4 Configuring Property Graph Support

This chapter explains how to configure the support for property graphs in a Big Data environment.

It assumes that you have already performed the installation on a Big Data Appliance (see Installing Oracle Big Data Spatial and Graph on an Oracle Big Data Appliance), an Apache Hadoop system (see Installing Property Graph Support on a CDH Cluster or Other Hardware), or an Oracle NoSQL Database.

You might be able to improve the performance of property graph support by altering the database and Java configuration settings. The suggestions provided are guidelines, which you should follow only after carefully and thoroughly evaluating your system.

4.1 Tuning Apache HBase for Use with Property Graphs

Modifications to the default Apache HBase and Java Virtual Machine configurations can improve performance.

4.1.1 Modifying the Apache HBase Configuration

To modify the Apache HBase configuration, follow the steps in this section for your CDH release. (Note that specific steps might change from one CDH release to the next.)

For CDH 5.2.x, CDH 5.3.x, and CDH 5.4.x:

  1. Log in to Cloudera Manager as the admin user.

  2. On the Home page, click HBase in the list of services on the left.

  3. On the HBase page, click the Configuration tab.

  4. In the Category panel on the left, expand Service-Wide, and then choose Advanced.

  5. Edit the value of HBase Service Advanced Configuration Snippet (Safety Valve) for hbase-site.xml as follows:

    <property>
      <name>hbase.regionserver.handler.count</name>
      <value>32</value>
    </property>
    <property>
      <name>hbase.hregion.max.filesize</name>
      <value>1610612736</value>
    </property>
    <property>
      <name>hbase.hregion.memstore.block.multiplier</name>
      <value>4</value>
    </property>
    <property>
       <name>hbase.hregion.memstore.flush.size</name>
       <value>134217728</value>
    </property>
    <property>
       <name>hbase.hstore.blockingStoreFiles</name>
       <value>200</value></property>
    <property>
      <name>hbase.hstore.flusher.count</name>
      <value>1</value>
    </property>
    

    If the property already exists, then replace the value as required. Otherwise, add the XML property description.

  6. Click Save Changes.

  7. Expand the Actions menu, and then choose Restart or Rolling Restart, whichever option better suits your situation.

For CDH 5.4.x:

  1. Log in to Cloudera Manager as the admin user.

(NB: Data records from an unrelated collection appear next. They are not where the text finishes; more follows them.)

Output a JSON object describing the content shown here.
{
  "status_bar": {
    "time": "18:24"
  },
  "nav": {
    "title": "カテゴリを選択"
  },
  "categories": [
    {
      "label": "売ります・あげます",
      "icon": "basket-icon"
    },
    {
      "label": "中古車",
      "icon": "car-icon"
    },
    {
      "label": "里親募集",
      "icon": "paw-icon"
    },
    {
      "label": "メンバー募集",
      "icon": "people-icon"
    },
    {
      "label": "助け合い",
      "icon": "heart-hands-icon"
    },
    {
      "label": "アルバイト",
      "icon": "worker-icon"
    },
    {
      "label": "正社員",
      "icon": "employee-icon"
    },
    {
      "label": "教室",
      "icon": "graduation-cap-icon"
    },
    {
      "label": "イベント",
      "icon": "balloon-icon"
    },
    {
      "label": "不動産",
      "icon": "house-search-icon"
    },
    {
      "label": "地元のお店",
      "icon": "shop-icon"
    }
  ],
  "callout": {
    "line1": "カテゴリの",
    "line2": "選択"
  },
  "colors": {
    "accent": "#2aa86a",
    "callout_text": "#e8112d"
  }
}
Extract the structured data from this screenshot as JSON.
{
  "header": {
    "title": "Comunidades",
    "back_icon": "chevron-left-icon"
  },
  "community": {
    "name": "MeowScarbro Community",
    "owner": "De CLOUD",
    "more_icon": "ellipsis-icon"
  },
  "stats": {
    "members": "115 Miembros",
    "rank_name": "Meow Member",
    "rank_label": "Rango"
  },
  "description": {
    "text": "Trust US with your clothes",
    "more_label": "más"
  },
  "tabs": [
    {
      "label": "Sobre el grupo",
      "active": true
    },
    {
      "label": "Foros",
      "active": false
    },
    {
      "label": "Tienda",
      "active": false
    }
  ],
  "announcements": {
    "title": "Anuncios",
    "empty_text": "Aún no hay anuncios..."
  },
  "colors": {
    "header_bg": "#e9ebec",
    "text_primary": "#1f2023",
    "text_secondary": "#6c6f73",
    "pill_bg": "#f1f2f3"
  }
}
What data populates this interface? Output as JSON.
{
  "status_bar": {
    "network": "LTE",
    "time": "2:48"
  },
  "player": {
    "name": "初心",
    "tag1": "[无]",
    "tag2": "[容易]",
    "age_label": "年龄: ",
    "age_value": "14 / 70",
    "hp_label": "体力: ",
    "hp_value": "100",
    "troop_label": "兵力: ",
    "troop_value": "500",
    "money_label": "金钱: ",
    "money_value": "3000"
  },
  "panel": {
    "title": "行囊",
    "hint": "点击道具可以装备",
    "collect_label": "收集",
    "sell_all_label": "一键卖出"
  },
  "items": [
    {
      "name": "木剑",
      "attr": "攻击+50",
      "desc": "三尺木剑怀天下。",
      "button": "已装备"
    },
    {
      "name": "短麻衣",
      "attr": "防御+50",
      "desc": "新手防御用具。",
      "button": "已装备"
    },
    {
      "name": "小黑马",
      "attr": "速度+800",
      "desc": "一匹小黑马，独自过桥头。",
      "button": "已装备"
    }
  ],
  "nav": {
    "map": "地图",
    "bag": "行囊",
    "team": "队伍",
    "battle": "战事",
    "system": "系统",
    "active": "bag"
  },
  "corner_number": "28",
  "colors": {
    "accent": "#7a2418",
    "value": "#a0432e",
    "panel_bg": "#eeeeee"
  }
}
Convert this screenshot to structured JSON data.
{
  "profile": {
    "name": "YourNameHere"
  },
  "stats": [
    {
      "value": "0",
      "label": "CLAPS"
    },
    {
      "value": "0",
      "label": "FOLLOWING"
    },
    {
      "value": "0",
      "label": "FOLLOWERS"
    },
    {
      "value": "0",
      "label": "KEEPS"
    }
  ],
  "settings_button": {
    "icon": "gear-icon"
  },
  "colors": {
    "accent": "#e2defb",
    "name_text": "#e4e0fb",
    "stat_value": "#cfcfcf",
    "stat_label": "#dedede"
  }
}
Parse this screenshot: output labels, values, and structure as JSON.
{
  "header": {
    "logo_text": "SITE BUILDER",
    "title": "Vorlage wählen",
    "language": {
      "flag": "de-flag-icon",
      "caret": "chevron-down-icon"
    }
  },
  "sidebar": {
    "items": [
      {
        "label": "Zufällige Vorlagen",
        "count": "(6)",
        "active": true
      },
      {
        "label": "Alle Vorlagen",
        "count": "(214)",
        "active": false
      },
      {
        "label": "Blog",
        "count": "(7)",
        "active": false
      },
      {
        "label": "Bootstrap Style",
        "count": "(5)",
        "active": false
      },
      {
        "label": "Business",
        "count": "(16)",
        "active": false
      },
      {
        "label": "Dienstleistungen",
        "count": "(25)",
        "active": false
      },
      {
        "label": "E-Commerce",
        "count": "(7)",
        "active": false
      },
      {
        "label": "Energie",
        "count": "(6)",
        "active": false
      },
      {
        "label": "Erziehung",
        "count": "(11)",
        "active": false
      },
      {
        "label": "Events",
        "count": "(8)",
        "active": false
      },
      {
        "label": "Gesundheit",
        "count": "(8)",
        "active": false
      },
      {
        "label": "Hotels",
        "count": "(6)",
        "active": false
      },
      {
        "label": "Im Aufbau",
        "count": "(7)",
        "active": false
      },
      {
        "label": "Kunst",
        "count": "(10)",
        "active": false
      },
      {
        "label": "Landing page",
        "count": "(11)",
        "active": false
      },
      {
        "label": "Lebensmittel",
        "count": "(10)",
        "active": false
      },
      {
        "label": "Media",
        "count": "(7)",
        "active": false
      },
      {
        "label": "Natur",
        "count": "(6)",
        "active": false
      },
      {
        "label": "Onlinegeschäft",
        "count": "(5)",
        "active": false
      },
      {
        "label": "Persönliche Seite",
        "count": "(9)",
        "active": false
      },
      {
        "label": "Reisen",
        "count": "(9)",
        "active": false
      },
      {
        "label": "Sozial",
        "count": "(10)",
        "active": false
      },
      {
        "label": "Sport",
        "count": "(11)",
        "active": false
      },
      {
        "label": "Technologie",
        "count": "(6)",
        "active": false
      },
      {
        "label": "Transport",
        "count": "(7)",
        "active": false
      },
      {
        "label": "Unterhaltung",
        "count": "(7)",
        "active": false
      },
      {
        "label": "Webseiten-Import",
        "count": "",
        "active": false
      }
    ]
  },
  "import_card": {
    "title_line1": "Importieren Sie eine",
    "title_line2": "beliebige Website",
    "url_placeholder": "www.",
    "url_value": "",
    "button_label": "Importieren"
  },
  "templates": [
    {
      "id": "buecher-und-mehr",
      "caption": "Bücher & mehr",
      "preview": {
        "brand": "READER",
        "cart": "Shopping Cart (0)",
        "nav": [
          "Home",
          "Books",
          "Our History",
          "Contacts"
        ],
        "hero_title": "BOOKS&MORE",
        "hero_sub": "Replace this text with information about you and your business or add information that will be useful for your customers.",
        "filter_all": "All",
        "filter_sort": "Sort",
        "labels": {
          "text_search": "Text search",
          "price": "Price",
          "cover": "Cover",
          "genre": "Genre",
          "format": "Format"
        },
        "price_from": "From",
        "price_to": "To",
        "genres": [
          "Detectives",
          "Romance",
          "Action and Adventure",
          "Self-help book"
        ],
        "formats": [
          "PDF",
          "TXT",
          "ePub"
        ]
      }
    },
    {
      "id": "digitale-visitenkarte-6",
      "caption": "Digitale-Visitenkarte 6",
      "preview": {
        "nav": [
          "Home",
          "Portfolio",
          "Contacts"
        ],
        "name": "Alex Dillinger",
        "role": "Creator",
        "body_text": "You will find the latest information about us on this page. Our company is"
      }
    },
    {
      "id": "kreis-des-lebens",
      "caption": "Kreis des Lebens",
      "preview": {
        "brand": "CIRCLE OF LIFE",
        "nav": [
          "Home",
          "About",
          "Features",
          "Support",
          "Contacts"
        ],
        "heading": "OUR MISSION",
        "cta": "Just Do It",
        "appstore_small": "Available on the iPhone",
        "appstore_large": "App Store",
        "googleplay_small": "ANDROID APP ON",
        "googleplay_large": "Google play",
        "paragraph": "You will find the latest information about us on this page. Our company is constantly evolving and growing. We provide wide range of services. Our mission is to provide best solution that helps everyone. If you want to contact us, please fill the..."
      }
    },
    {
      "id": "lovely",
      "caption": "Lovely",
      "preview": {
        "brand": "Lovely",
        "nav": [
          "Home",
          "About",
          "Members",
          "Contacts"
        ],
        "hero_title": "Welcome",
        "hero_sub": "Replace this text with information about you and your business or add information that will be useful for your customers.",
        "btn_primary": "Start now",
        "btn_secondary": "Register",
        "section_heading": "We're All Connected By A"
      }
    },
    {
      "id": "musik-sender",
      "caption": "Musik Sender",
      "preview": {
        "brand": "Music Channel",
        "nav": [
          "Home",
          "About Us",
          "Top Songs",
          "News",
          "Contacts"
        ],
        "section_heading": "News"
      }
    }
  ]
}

  2. On the Home page, click HBase in the list of services on the left.

  3. On the HBase page, click the Configuration tab.

  4. Expand SCOPE.

  5. Click HBase (Service-wide), scroll to the bottom of the page, and select Display All Entries (not Display 25 Entries).

  6. On this page, locate HBase Service Advanced Configuration Snippet (Safety Valve) for hbase-site.xml, and enter the following value for the <property> element:

    <property>
      <name>hbase.regionserver.handler.count</name>
      <value>32</value>
    </property>
    <property>
      <name>hbase.hregion.max.filesize</name>
      <value>1610612736</value>
    </property>
    <property>
      <name>hbase.hregion.memstore.block.multiplier</name>
      <value>4</value>
    </property>
    <property>
       <name>hbase.hregion.memstore.flush.size</name>
       <value>134217728</value>
    </property>
    <property>
       <name>hbase.hstore.blockingStoreFiles</name>
       <value>200</value></property>
    <property>
      <name>hbase.hstore.flusher.count</name>
      <value>1</value>
    </property>
    

    If the property already exists, then replace the value as required. Otherwise, add the XML property description.

  7. Click Save Changes.

  8. Expand the Actions menu, and then choose Restart or Rolling Restart, whichever option better suits your situation.

4.1.2 Modifying the Java Memory Settings

To modify the Java memory settings, follow the steps in this section for your CDH release. (Note that specific steps might change from one CDH release to the next.)

For CDH 5.2.x and CDH 5.3.x:

  1. Log in to Cloudera Manager as the admin user.

  2. On the Home page, click HBase in the list of services on the left.

  3. On the HBase page, click the Configuration tab.

  4. For RegionServer Group (default and others), click Advanced, and use the following for Java Configuration Options for HBase RegionServer:

    -Xmn256m -XX:+UseParNewGC -XX:+UseConcMarkSweepGC -XX:CMSInitiatingOccupancyFraction=70 -XX:+UseCMSInitiatingOccupancyOnly
    
  5. Click Resource Management, and enter an appropriate value (for example, 18G) for Java Heap Size of HBase RegionServer.

  6. Click Save Changes.

  7. Expand the Actions menu, and then choose Restart or Rolling Restart, whichever option better suits your situation.

For CDH 5.4.x:

  1. Log in to Cloudera Manager as the admin user.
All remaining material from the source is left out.